Wenn das tatsächliche Wirtschaftswachstum geringer ist als das potenzielle Wirtschaftswachstum, bleibt ein Teil der Produktivitätskapazität ungenutzt, was wiederum durch brachliegendes Kapital (Investitionslücke) und die hohe Unterbeschäftigung reflektiert wird.


US Phillips Kurve mit Niedrig- und Hoch-Inflation, Graph: Joseph E. Gagnon, PIIE, Nov 17, 2017.


Wenn die Wirtschaft über dem Potenzial läuft, steigt die Inflation und wenn die Wirtschaft unter dem Potenzial läuft, sinkt die Inflation, schreibt Joseph E. Gagnon in einem Blog-Eintrag im Zusammenhang mit Phillips Kurve.

Im linken Panel der Abbildung gibt es einige Hinweise auf eine positive Beziehung (zwischen Inflation und Arbeitslosigkeit), wenn die Wirtschaft über dem „potenziellen Niveau der Beschäftigung“ ist, wobei die Beobachtungen in der Anzahl wenig sind, so Gagnon.

Was aber klar ist, dass die positive Steigung verschwindet, wenn die Wirtschaft „unter der potenziellen Beschäftigung“ läuft, wegen der abwärtsgerichteten Lohn- und Preisrigidität, unterstreicht Gagnon als Schlussfolgerung.
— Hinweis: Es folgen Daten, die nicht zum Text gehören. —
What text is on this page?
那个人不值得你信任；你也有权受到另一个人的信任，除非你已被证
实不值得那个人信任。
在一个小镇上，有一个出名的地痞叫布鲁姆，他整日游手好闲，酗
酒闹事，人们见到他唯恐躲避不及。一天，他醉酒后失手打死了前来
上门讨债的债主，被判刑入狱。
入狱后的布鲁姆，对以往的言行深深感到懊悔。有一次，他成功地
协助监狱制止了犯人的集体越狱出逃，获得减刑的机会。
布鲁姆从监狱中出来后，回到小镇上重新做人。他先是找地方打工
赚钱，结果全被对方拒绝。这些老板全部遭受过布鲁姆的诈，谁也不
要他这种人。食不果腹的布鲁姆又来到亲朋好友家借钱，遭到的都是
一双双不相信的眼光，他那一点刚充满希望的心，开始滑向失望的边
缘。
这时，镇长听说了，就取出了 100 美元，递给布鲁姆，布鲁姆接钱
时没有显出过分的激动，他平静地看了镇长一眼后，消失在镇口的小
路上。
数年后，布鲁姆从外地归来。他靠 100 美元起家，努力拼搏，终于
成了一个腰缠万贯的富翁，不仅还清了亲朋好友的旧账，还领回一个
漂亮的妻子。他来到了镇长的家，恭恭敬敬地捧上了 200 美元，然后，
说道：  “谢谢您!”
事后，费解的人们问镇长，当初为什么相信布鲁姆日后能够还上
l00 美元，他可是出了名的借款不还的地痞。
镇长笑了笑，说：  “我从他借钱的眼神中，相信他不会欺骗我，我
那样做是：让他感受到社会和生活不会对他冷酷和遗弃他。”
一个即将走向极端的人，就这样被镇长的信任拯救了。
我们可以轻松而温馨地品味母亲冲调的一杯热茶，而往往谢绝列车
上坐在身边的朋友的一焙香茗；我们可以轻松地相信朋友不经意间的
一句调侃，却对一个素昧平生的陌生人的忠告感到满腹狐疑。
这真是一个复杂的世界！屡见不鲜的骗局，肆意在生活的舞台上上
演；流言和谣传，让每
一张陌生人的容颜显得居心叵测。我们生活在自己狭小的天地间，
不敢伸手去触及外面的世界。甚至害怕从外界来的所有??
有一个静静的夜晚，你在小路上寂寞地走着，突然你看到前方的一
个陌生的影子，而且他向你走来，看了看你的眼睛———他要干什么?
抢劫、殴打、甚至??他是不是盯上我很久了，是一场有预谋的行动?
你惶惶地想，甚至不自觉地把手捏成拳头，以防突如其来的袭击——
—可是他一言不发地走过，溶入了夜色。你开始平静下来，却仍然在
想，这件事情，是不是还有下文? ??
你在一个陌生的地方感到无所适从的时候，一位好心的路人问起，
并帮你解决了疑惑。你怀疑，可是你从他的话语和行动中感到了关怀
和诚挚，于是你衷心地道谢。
Preisentwicklung und Lohnstückkosten (unit labor costs) in Deutschland, Graph: Makroskop, Nov 16, 2017.


Im Euroraum ist als Fazit festzuhalten, dass Disinflation und Lohnmoderation angesichts des von Berlin geförderten merkantilistischen Exportüberschuss-Ansatzes („If we can do it, why can’t you?“) unvermeidbar sind.

Setzen Brüssel und Berlin weiter auf Haushaltskonsolidierung und Fiscal Austerity, ist zu fragen, wie die Nachfrageschwäche sich überwinden lässt?

Wer soll die hergestellten Güter kaufen, wenn die Löhne so niedrig sind? Und woher soll dann die Inflation, die ja weitgehend durch die Entwicklung der Lohnstückkosten bestimmt wird, kommen?